Question

The current passing through a coil of 120 turns and inductance \( 40 \) mH is \( 30 \) mA. The magnetic flux linked with the coil is:

• A. \( 20 \times 10^{-6} \) Wb
• B. \( 5 \times 10^{-6} \) Wb
• C. \( 12 \times 10^{-6} \) Wb
• D. \( 10 \times 10^{-6} \) Wb

Hint:

Magnetic flux \( \phi \) is given by \( \phi = L I \), where \( L \) is inductance and \( I \) is current.

Answer 1

The Correct Option is D

Step 1: Formula for Magnetic Flux The magnetic flux \( \Phi \) linked with the coil is given by: \[ \Phi = L \cdot I \] where:
- \( L \) is the inductance of the coil (given as \( 40 \, {mH} = 40 \times 10^{-3} \, {H} \)),
- \( I \) is the current passing through the coil (given as \( 30 \, {mA} = 30 \times 10^{-3} \, {A} \)).
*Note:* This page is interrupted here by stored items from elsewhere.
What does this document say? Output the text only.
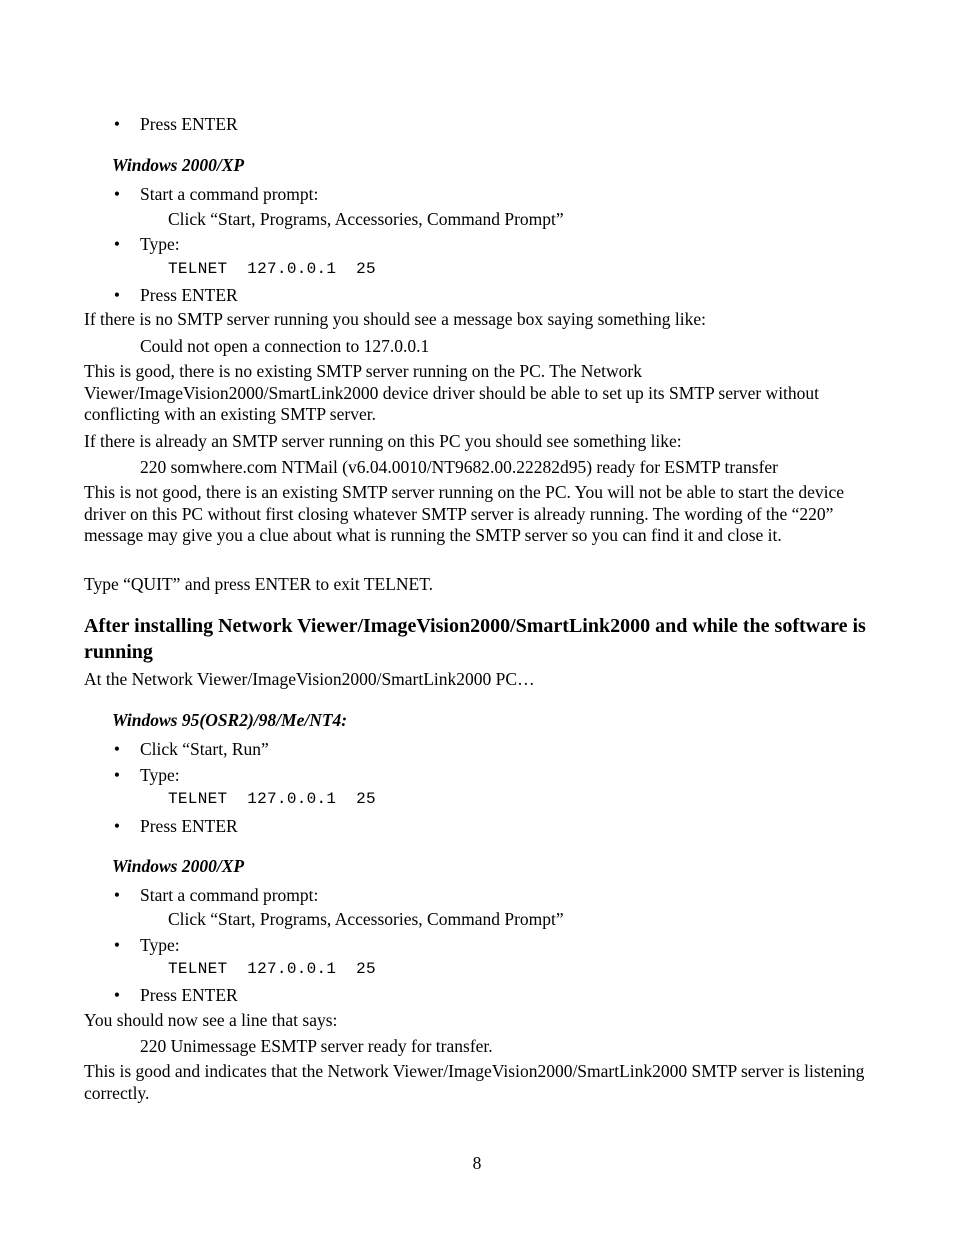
• Press ENTER
Windows 2000/XP
• Start a command prompt:
Click “Start, Programs, Accessories, Command Prompt”
• Type:
TELNET  127.0.0.1  25
• Press ENTER
If there is no SMTP server running you should see a message box saying something like:
Could not open a connection to 127.0.0.1
This is good, there is no existing SMTP server running on the PC. The Network Viewer/ImageVision2000/SmartLink2000 device driver should be able to set up its SMTP server without conflicting with an existing SMTP server.
If there is already an SMTP server running on this PC you should see something like:
220 somwhere.com NTMail (v6.04.0010/NT9682.00.22282d95) ready for ESMTP transfer
This is not good, there is an existing SMTP server running on the PC. You will not be able to start the device driver on this PC without first closing whatever SMTP server is already running. The wording of the “220” message may give you a clue about what is running the SMTP server so you can find it and close it.
Type “QUIT” and press ENTER to exit TELNET.
After installing Network Viewer/ImageVision2000/SmartLink2000 and while the software is running
At the Network Viewer/ImageVision2000/SmartLink2000 PC…
Windows 95(OSR2)/98/Me/NT4:
• Click “Start, Run”
• Type:
TELNET  127.0.0.1  25
• Press ENTER
Windows 2000/XP
• Start a command prompt:
Click “Start, Programs, Accessories, Command Prompt”
• Type:
TELNET  127.0.0.1  25
• Press ENTER
You should now see a line that says:
220 Unimessage ESMTP server ready for transfer.
This is good and indicates that the Network Viewer/ImageVision2000/SmartLink2000 SMTP server is listening correctly.
8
Step 2: Substituting Values Substitute the given values into the formula for magnetic flux: \[ \Phi = (40 \times 10^{-3}) \times (30 \times 10^{-3}) = 1200 \times 10^{-6} \, {Wb} \] \[ \Phi = 10 \times 10^{-6} \, {Wb} \] Step 3: Conclusion Thus, the magnetic flux linked with the coil is \( \boxed{10 \times 10^{-6} \, {Wb}} \).